New Delhi: Not a single foreign Tablighi Jamaat member should leave India without informing the investigative team, Commissioner of Delhi Police S.N. Shrivastava issued directions to his unit heads associated with a case filed against the religious group.
A total 1,306 foreign nationals were Tablighi Jamaat participants, out of which 250 were found in Delhi.
The foreigners, who have been quarantined and are associated with Markaz, “should not be allowed to leave” without notifying the probing team, Shrivastava issued direction during a meeting with the senior IPS officers heading various units of Delhi Police last week.
He also has told the Crime Branch unit head Praveer Ranjan to ensure to seize travel documents and other evidences of the foreigners associated with Markaz. Deputy Commissioner of Police Joy Tirkey of Crime Branch is probing the incident.
Both Ranjan and Tirkey were unavailable for comments.
Shrivastava, a 1985-batch IPS officer who also had headed anti-terror unit in Delhi Police five years ago, also roped in Cyber Unit of Special Cell to help Crime Branch to gather evidence in the case and help in the investigation.
It has been found that 1,306 foreign Tablighi Jamaat activists, including those from the US, France and Italy, who took part at a congregation in Delhi’s Nizamuddin, have been identified in different parts of the country and most of them have been put in quarantine.
A total of around 9,000 people, including the 1,306 foreign nationals, had participated at the March congregation of the Tablighi Jamaat, a Sunni organization. The congregation had sparked off a nationwide search for its attendees with reports emerging from various states of new clusters of coronavirus-affected people linked to the event.

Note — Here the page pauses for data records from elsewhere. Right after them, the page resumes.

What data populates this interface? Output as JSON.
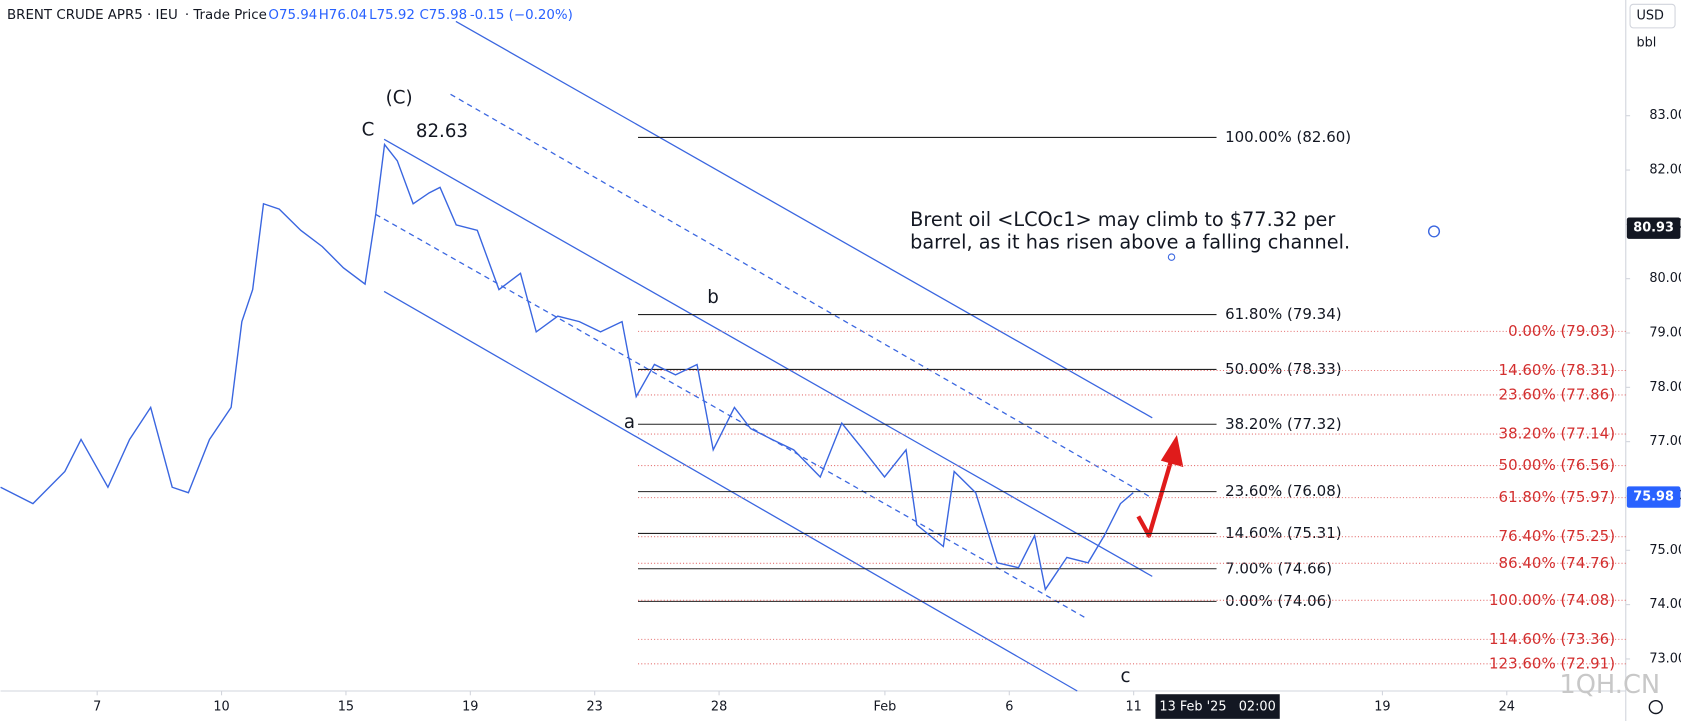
{
  "chart_data": {
    "type": "line",
    "header": {
      "symbol": "BRENT CRUDE APR5 · IEU",
      "source": "· Trade Price",
      "open": "O75.94",
      "high": "H76.04",
      "low": "L75.92",
      "close": "C75.98",
      "change": "-0.15 (−0.20%)"
    },
    "currency": "USD",
    "unit": "bbl",
    "color": "#3a66e0",
    "x": [
      -2.33,
      -1.55,
      -0.78,
      -0.39,
      0.26,
      0.78,
      1.29,
      1.81,
      2.2,
      2.71,
      3.23,
      3.49,
      3.75,
      4.01,
      4.39,
      4.91,
      5.43,
      5.94,
      6.46,
      6.72,
      6.93,
      7.24,
      7.62,
      8.01,
      8.27,
      8.66,
      9.17,
      9.69,
      10.21,
      10.59,
      11.11,
      11.63,
      12.14,
      12.66,
      13.0,
      13.44,
      13.95,
      14.47,
      14.86,
      15.37,
      15.76,
      16.28,
      16.8,
      17.44,
      17.96,
      18.48,
      18.99,
      19.51,
      19.77,
      20.41,
      20.67,
      21.19,
      21.71,
      22.22,
      22.61,
      22.87,
      23.39,
      23.9,
      24.29,
      24.68,
      24.99
    ],
    "values": [
      76.16,
      75.86,
      76.45,
      77.04,
      76.16,
      77.04,
      77.63,
      76.16,
      76.06,
      77.04,
      77.63,
      79.21,
      79.8,
      81.38,
      81.28,
      80.89,
      80.59,
      80.2,
      79.9,
      81.19,
      82.47,
      82.17,
      81.38,
      81.58,
      81.68,
      80.99,
      80.89,
      79.8,
      80.1,
      79.02,
      79.31,
      79.21,
      79.02,
      79.21,
      77.83,
      78.42,
      78.23,
      78.42,
      76.85,
      77.63,
      77.24,
      77.04,
      76.85,
      76.35,
      77.34,
      76.85,
      76.35,
      76.85,
      75.47,
      75.07,
      76.45,
      76.06,
      74.77,
      74.68,
      75.27,
      74.28,
      74.87,
      74.77,
      75.27,
      75.86,
      76.06
    ],
    "xlim": [
      -2.33,
      36.87
    ],
    "ylim": [
      72.41,
      85.13
    ],
    "xticks": [
      {
        "value": 0,
        "label": "7"
      },
      {
        "value": 3,
        "label": "10"
      },
      {
        "value": 6,
        "label": "15"
      },
      {
        "value": 9,
        "label": "19"
      },
      {
        "value": 12,
        "label": "23"
      },
      {
        "value": 15,
        "label": "28"
      },
      {
        "value": 19,
        "label": "Feb"
      },
      {
        "value": 22,
        "label": "6"
      },
      {
        "value": 25,
        "label": "11"
      },
      {
        "value": 31,
        "label": "19"
      },
      {
        "value": 34,
        "label": "24"
      }
    ],
    "yticks": [
      {
        "value": 73,
        "label": "73.00"
      },
      {
        "value": 74,
        "label": "74.00"
      },
      {
        "value": 75,
        "label": "75.00"
      },
      {
        "value": 76,
        "label": "76.00"
      },
      {
        "value": 77,
        "label": "77.00"
      },
      {
        "value": 78,
        "label": "78.00"
      },
      {
        "value": 79,
        "label": "79.00"
      },
      {
        "value": 80,
        "label": "80.00"
      },
      {
        "value": 81,
        "label": "81.00"
      },
      {
        "value": 82,
        "label": "82.00"
      },
      {
        "value": 83,
        "label": "83.00"
      }
    ],
    "fib_retracement": [
      {
        "value": 82.6,
        "label": "100.00% (82.60)"
      },
      {
        "value": 79.34,
        "label": "61.80% (79.34)"
      },
      {
        "value": 78.33,
        "label": "50.00% (78.33)"
      },
      {
        "value": 77.32,
        "label": "38.20% (77.32)"
      },
      {
        "value": 76.08,
        "label": "23.60% (76.08)"
      },
      {
        "value": 75.31,
        "label": "14.60% (75.31)"
      },
      {
        "value": 74.66,
        "label": "7.00% (74.66)"
      },
      {
        "value": 74.06,
        "label": "0.00% (74.06)"
      }
    ],
    "fib_extension": [
      {
        "value": 79.03,
        "label": "0.00% (79.03)"
      },
      {
        "value": 78.31,
        "label": "14.60% (78.31)"
      },
      {
        "value": 77.86,
        "label": "23.60% (77.86)"
      },
      {
        "value": 77.14,
        "label": "38.20% (77.14)"
      },
      {
        "value": 76.56,
        "label": "50.00% (76.56)"
      },
      {
        "value": 75.97,
        "label": "61.80% (75.97)"
      },
      {
        "value": 75.25,
        "label": "76.40% (75.25)"
      },
      {
        "value": 74.76,
        "label": "86.40% (74.76)"
      },
      {
        "value": 74.08,
        "label": "100.00% (74.08)"
      },
      {
        "value": 73.36,
        "label": "114.60% (73.36)"
      },
      {
        "value": 72.91,
        "label": "123.60% (72.91)"
      }
    ],
    "last_price": 75.98,
    "crosshair_price": 80.93,
    "crosshair_time": "13 Feb '25   02:00",
    "wave_labels": [
      "(C)",
      "C",
      "82.63",
      "b",
      "a",
      "c"
    ],
    "annotation": [
      "Brent oil <LCOc1> may climb to $77.32 per",
      "barrel, as it has risen above a falling channel."
    ],
    "watermark": "1QH.CN"
  }
}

On April 2, under the directions of Union Home Minister Amit Shah, the Ministry of Home Affairs (MHA) had blacklisted 960 foreigners, present in India on tourist visas, for their involvement in Tablighi Jamaat activities.
The MHA had also directed Director Generals of Police all concerned states and union territories and Commissioner of Police, Delhi Police to take necessary legal action against all such violators, on priority, under relevant sections of the Foreigners Act, 1946 and Disaster Management Act, 2005.
These directions were issued after the Delhi Police had registered a case against seven people, including Tablighi Jamaat Markaz chief Mohammad Saad, under stringent sections for culpable homicide not amounting to murder. They have also been booked for violation of Epidemic Act and Disaster Management Act on March 31. The case is registered under various sections of Epidemic Act and Disaster Management Act and Indian Penal Code.
Saad, the organizer of religious event wherein thousands of people from India and 41 foreign countries gathered amid the COIVD-19 outbreak is still to be questioned as he was in self quarantine.